A child in the older cohort was 16 times more likely to have attended a private school between the age of five and eight years if they lived in an urban rather than a rural area.

However,the researchers found that this urban-rural gap is beginning to shrink: while 10 per cent of seven to eight year olds from rural areas were privately educated in 2002,by 2009 this had gone up to 31 per cent,the statement added.

Although access to private schools is increasing for relatively poorer families,the study points out that even ‘low’ fees are out of reach for the very poor.

It also highlights an emerging gender gap whereby sons are being given preferential treatment over daughters.

Lead author Martin Woodhead,Associate Research Director at Young Lives at Oxford University and Professor of Childhood Studies at the Open University,said: “The schooling of India’s children has developed to become far more market-driven than in the past. Many more parents are opting out of free government schools to pay for a private education for their children,even if it means making sacrifices.

Those on a very limited budget are finding they have to grant privileges to one child over another. While private schooling may provide a short-term solution to the educational needs of children in India today,it is unlikely to be the best means of providing education for all children in the longer term as its benefits are not equally shared,but according to gender,location and income.”

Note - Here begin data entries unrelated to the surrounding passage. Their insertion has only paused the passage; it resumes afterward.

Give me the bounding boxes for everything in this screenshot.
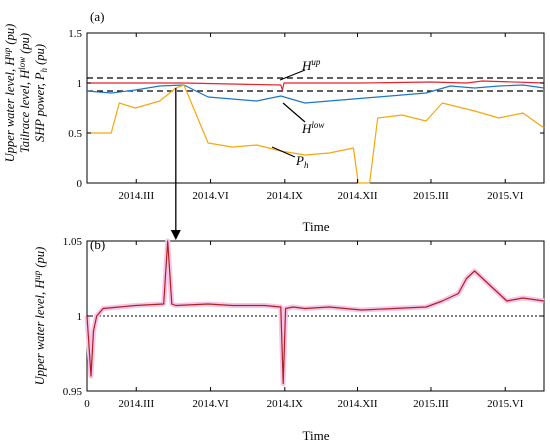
x-tick-label: 2015.III: [413, 190, 449, 202]
panel-a-y-ticks: 0 0.5 1 1.5: [68, 28, 544, 190]
panel-a-label: (a): [90, 9, 104, 24]
x-tick-label: 2015.III: [413, 398, 449, 410]
anno-hlow: Hlow: [282, 102, 324, 136]
zoom-arrow: [170, 88, 181, 240]
panel-b-series: [84, 238, 545, 386]
panel-a-x-ticks: 2014.III 2014.VI 2014.IX 2014.XII 2015.III 20…: [118, 33, 524, 202]
anno-ph: Ph: [271, 146, 309, 170]
series-H_up-line: [87, 80, 545, 91]
x-tick-label: 2014.VI: [192, 398, 229, 410]
series-H_low-line: [86, 84, 545, 104]
x-tick-label: 2014.IX: [267, 190, 303, 202]
y-tick-label: 1: [77, 311, 83, 323]
anno-hup-label: Hup: [301, 57, 321, 73]
x-tick-label: 2014.XII: [337, 398, 377, 410]
anno-hup: Hup: [279, 57, 321, 81]
panel-b-label: (b): [90, 237, 105, 252]
series-H_up-line: [86, 240, 545, 385]
panel-a-ylabel-line-1: Upper water level, Hup (pu): [2, 24, 17, 162]
x-tick-label: 2014.III: [118, 398, 154, 410]
y-tick-label: 1: [77, 78, 83, 90]
series-P_h-line: [87, 84, 545, 184]
anno-hlow-label: Hlow: [301, 120, 324, 136]
panel-a-xlabel: Time: [303, 219, 330, 234]
x-tick-label: 2014.XII: [337, 190, 377, 202]
series-H_up-halo: [84, 238, 545, 386]
y-tick-label: 1.05: [63, 236, 83, 248]
x-tick-label: 0: [84, 398, 90, 410]
panel-a-y-axis-label: Upper water level, Hup (pu) Tailrace lev…: [2, 24, 49, 162]
panel-a-ylabel-line-3: SHP power, Ph (pu): [33, 44, 49, 142]
anno-ph-label: Ph: [295, 153, 309, 170]
x-tick-label: 2015.VI: [487, 190, 524, 202]
panel-a-series: [86, 80, 545, 184]
anno-hup-arrow: [279, 69, 306, 81]
x-tick-label: 2014.III: [118, 190, 154, 202]
zoom-arrow-head: [170, 230, 181, 240]
panel-a-ylabel-line-2: Tailrace level, Hlow (pu): [17, 33, 32, 153]
panel-a-frame: [86, 32, 545, 184]
panel-b-y-ticks: 0.95 1 1.05: [63, 236, 544, 398]
panel-b-x-ticks: 0 2014.III 2014.VI 2014.IX 2014.XII 2015.III 2…: [84, 241, 524, 410]
y-tick-label: 0: [77, 178, 83, 190]
panel-a-reference-lines: [87, 77, 544, 92]
panel-b-xlabel: Time: [303, 428, 330, 443]
y-tick-label: 0.5: [68, 128, 82, 140]
anno-ph-arrow: [271, 146, 296, 158]
y-tick-label: 0.95: [63, 386, 83, 398]
panel-b-ylabel: Upper water level, Hup (pu): [32, 247, 47, 385]
x-tick-label: 2014.VI: [192, 190, 229, 202]
x-tick-label: 2015.VI: [487, 398, 524, 410]
y-tick-label: 1.5: [68, 28, 82, 40]
anno-hlow-arrow: [282, 102, 306, 123]
panel-b-y-axis-label: Upper water level, Hup (pu): [32, 247, 47, 385]
x-tick-label: 2014.IX: [267, 398, 303, 410]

He added: “Our study suggests that there needs to be a reform programme for government schools to make sure they deliver quality education. Regulation of private schools is also essential,including increasing access to the most underprivileged,as well as those who can afford to pay.

India’s Right to Education Act is a step in the right direction,and we wait to see how effective it will be.”

The Young Lives project is tracking the development of 12,000 children in India,Ethiopia,Peru and Vietnam over a 15-year period to better understand the causes and consequences of childhood poverty.

Young Lives is core-funded from 2002 to 2017 by UK aid from the Department for International Development (DFID),and co-funded from 2010 to 2014 by the Netherlands Ministry of Foreign Affairs.